The Connecticut Department of Energy and Environmental Protection and Department of Public Health have begun the process of decontaminating and removing equipment from English Station, a non-operational power plant in the nearby Mill River.

Dennis Schain, a spokesman for the DEEP, said the state recently moved to contain the potential risks of keeping equipment in the plant that has tested for asbestos, polychlorinated biphenyls and heavy metals. These efforts entail first sterilizing the equipment — which includes a bulldozer, a backhoe and several trailers — and then returning each item to its respective owner due to concerns of theft.

According to a 2011 report by Janet Kwiatkowski, a DEEP environmental analyst, roughly $3 million in scrap metal has been stolen by trespassers since the plant closed down, despite security measures including a locked gate, razor wire and a surveillance camera.

This week, officials from both departments visited the plant to appraise equipment and chart a course of action.

“The risk is from contact with on-site contamination,” Schain said. “The danger is that people trespass on the property or steal equipment.”

William Gerrish, spokesman for the DPH, said that while the two departments will share duties in the project, the DPH will primarily be responsible for properly performing the asbestos abatement.

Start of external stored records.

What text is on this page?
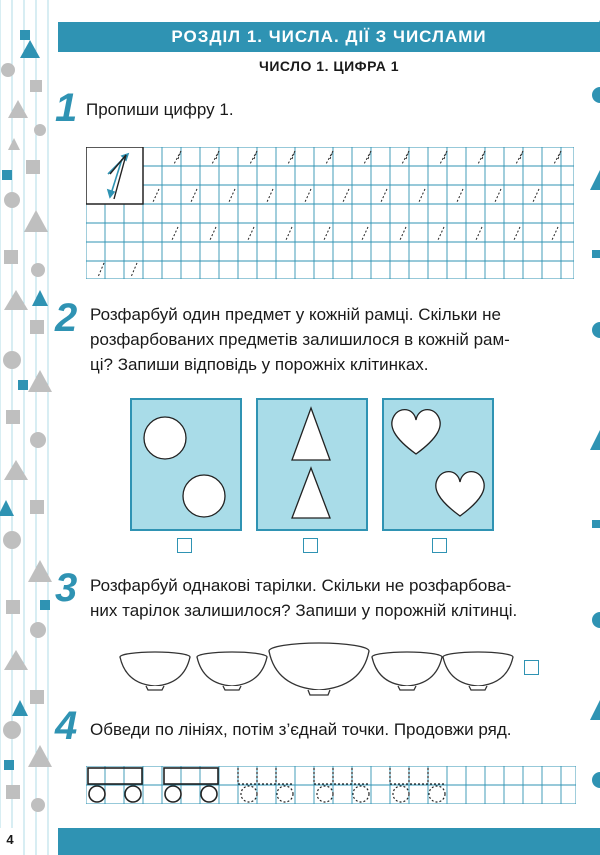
РОЗДІЛ 1. ЧИСЛА. ДІЇ З ЧИСЛАМИ
ЧИСЛО 1. ЦИФРА 1
1 Пропиши цифру 1.
2 Розфарбуй один предмет у кожній рамці. Скільки не
розфарбованих предметів залишилося в кожній рам-
ці? Запиши відповідь у порожніх клітинках.
3 Розфарбуй однакові тарілки. Скільки не розфарбова-
них тарілок залишилося? Запиши у порожній клітинці.
4 Обведи по лініях, потім з’єднай точки. Продовжи ряд.
4
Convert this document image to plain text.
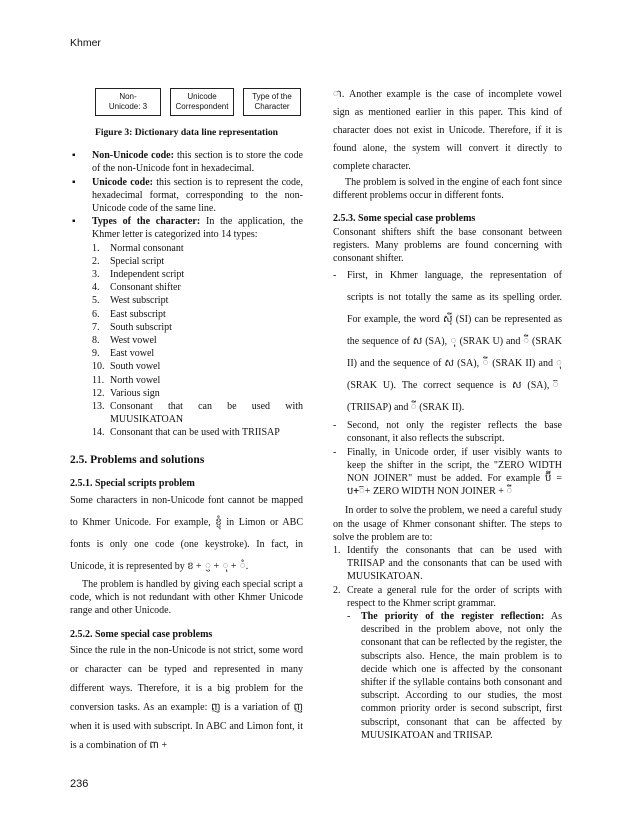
Khmer
Non-
Unicode: 3
Unicode
Correspondent
Type of the
Character

Figure 3: Dictionary data line representation

▪ Non-Unicode code: this section is to store the code of the non-Unicode font in hexadecimal.
▪ Unicode code: this section is to represent the code, hexadecimal format, corresponding to the non-Unicode code of the same line.
▪ Types of the character: In the application, the Khmer letter is categorized into 14 types:
1. Normal consonant
2. Special script
3. Independent script
4. Consonant shifter
5. West subscript
6. East subscript
7. South subscript
8. West vowel
9. East vowel
10. South vowel
11. North vowel
12. Various sign
13. Consonant that can be used with MUUSIKATOAN
14. Consonant that can be used with TRIISAP
2.5. Problems and solutions
2.5.1. Special scripts problem

Some characters in non-Unicode font cannot be mapped to Khmer Unicode. For example, ខ្ញុំ in Limon or ABC fonts is only one code (one keystroke). In fact, in Unicode, it is represented by ខ + ្ញ + ុ + ំ.

The problem is handled by giving each special script a code, which is not redundant with other Khmer Unicode range and other Unicode.

2.5.2. Some special case problems

Since the rule in the non-Unicode is not strict, some word or character can be typed and represented in many different ways. Therefore, it is a big problem for the conversion tasks. As an example: ញ is a variation of ញ when it is used with subscript. In ABC and Limon font, it is a combination of ពា +

ា. Another example is the case of incomplete vowel sign as mentioned earlier in this paper. This kind of character does not exist in Unicode. Therefore, if it is found alone, the system will convert it directly to complete character.

The problem is solved in the engine of each font since different problems occur in different fonts.

2.5.3. Some special case problems

Consonant shifters shift the base consonant between registers. Many problems are found concerning with consonant shifter.

- First, in Khmer language, the representation of scripts is not totally the same as its spelling order. For example, the word ស៊ី (SI) can be represented as the sequence of ស (SA), ុ (SRAK U) and ី (SRAK II) and the sequence of ស (SA), ី (SRAK II) and ុ (SRAK U). The correct sequence is ស (SA), ៊ (TRIISAP) and ី (SRAK II).
- Second, not only the register reflects the base consonant, it also reflects the subscript.
- Finally, in Unicode order, if user visibly wants to keep the shifter in the script, the "ZERO WIDTH NON JOINER" must be added. For example ប៊ី = ប+៊+ ZERO WIDTH NON JOINER + ី

In order to solve the problem, we need a careful study on the usage of Khmer consonant shifter. The steps to solve the problem are to:

1. Identify the consonants that can be used with TRIISAP and the consonants that can be used with MUUSIKATOAN.
2. Create a general rule for the order of scripts with respect to the Khmer script grammar.
- The priority of the register reflection: As described in the problem above, not only the consonant that can be reflected by the register, the subscripts also. Hence, the main problem is to decide which one is affected by the consonant shifter if the syllable contains both consonant and subscript. According to our studies, the most common priority order is second subscript, first subscript, consonant that can be affected by MUUSIKATOAN and TRIISAP.
236
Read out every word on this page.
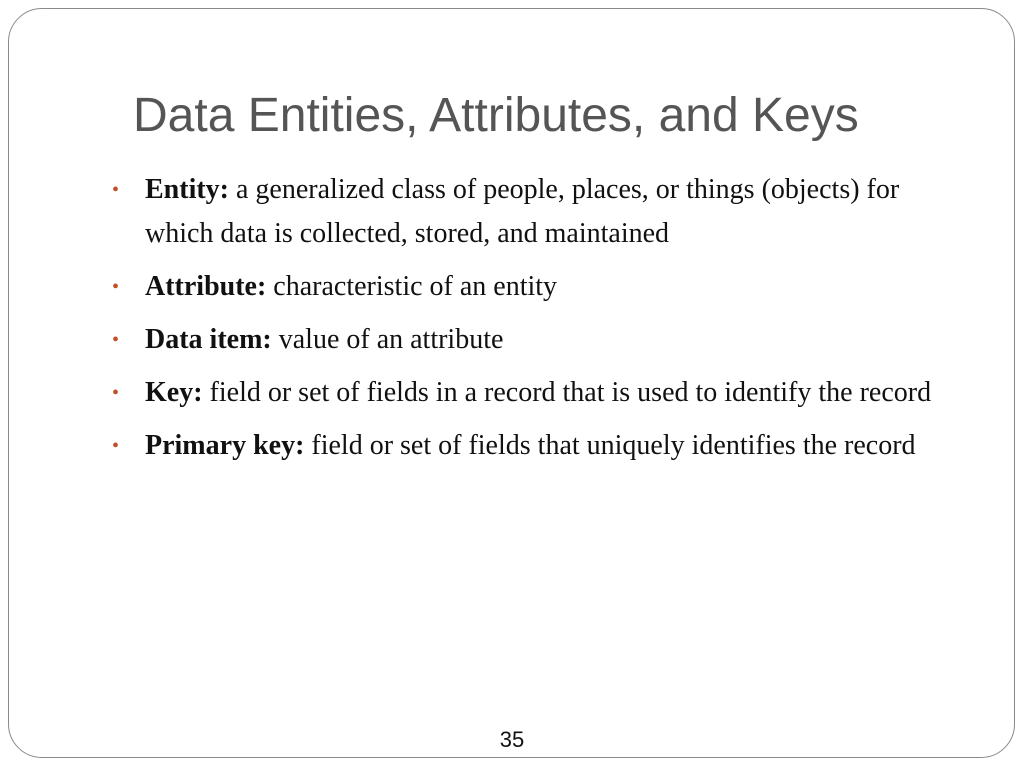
Data Entities, Attributes, and Keys
• Entity: a generalized class of people, places, or things (objects) for which data is collected, stored, and maintained
• Attribute: characteristic of an entity
• Data item: value of an attribute
• Key: field or set of fields in a record that is used to identify the record
• Primary key: field or set of fields that uniquely identifies the record
35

Schain added that, currently, the hazard remains contained within the grounds of the power plant.

Before shutting down in 1992, English Station was owned by the United Illuminating Company, which paid Quinnipiac Energy $4.25 million in 2000 to assume ownership of the property. By selling the plant, United Illuminating shed itself of the responsibility to decontaminate equipment and dismantle English Station.

Quinnipiac Energy originally hoped to fix and reopen the plant for additional support during peak periods of energy demand in the area. But following resistance from then-Connecticut Attorney General Richard Blumenthal LAW ’73, now a U.S. senator, the energy company failed to secure the environmental permits it needed to do so and sold English Station in December 2006 to Asnat Realty and Evergreen Power LLC. Their plans — to salvage scrap metal from the plant before demolishing it — also stalled in December 2012, when state Attorney General George Jepsen and DEEP filed a cease-and-desist and then an administrative order holding that Asnat and Evergreen were obligated to decontaminate the site before beginning to salvage material.

“Any demolition and scrapping activities conducted at the site without proper characterization and disposal of [polychlorinated biphenyls] and other hazardous substances are likely to result in imminent and substantial damage to the environment or to public health,” read a letter that DEEP Emergency Response and Spill Prevention Director Mark DeCaprio sent to Asnat and Evergreen in December 2012.

Asnat and Evergreen eventually appealed the administrative order, claiming that United Illuminating should take financial responsibility for the decontamination process, despite the 2000 sale to Quinnipiac Energy.

Asnat, Evergreen and United Illuminating could not be reached for comment. However, Ann Catino, an attorney representing Evergreen Power and Asnat, was quoted in the New Haven Register last week saying that the “deteriorating environmental condition of the property rests squarely with the United Illuminating.”

City Hall spokesman Laurence Grotheer said the city has no direct contact with the parties involved and that responsibility for the regulation of the clean-up process resides purely at the state level. He also added that the property’s owners, not the city government, should handle English Station’s security.

“It is prime waterfront property, and certainly the city looks forward to a time when that property can be restored to a productive state,” Grotheer said. “However, the city is a step removed from this process.”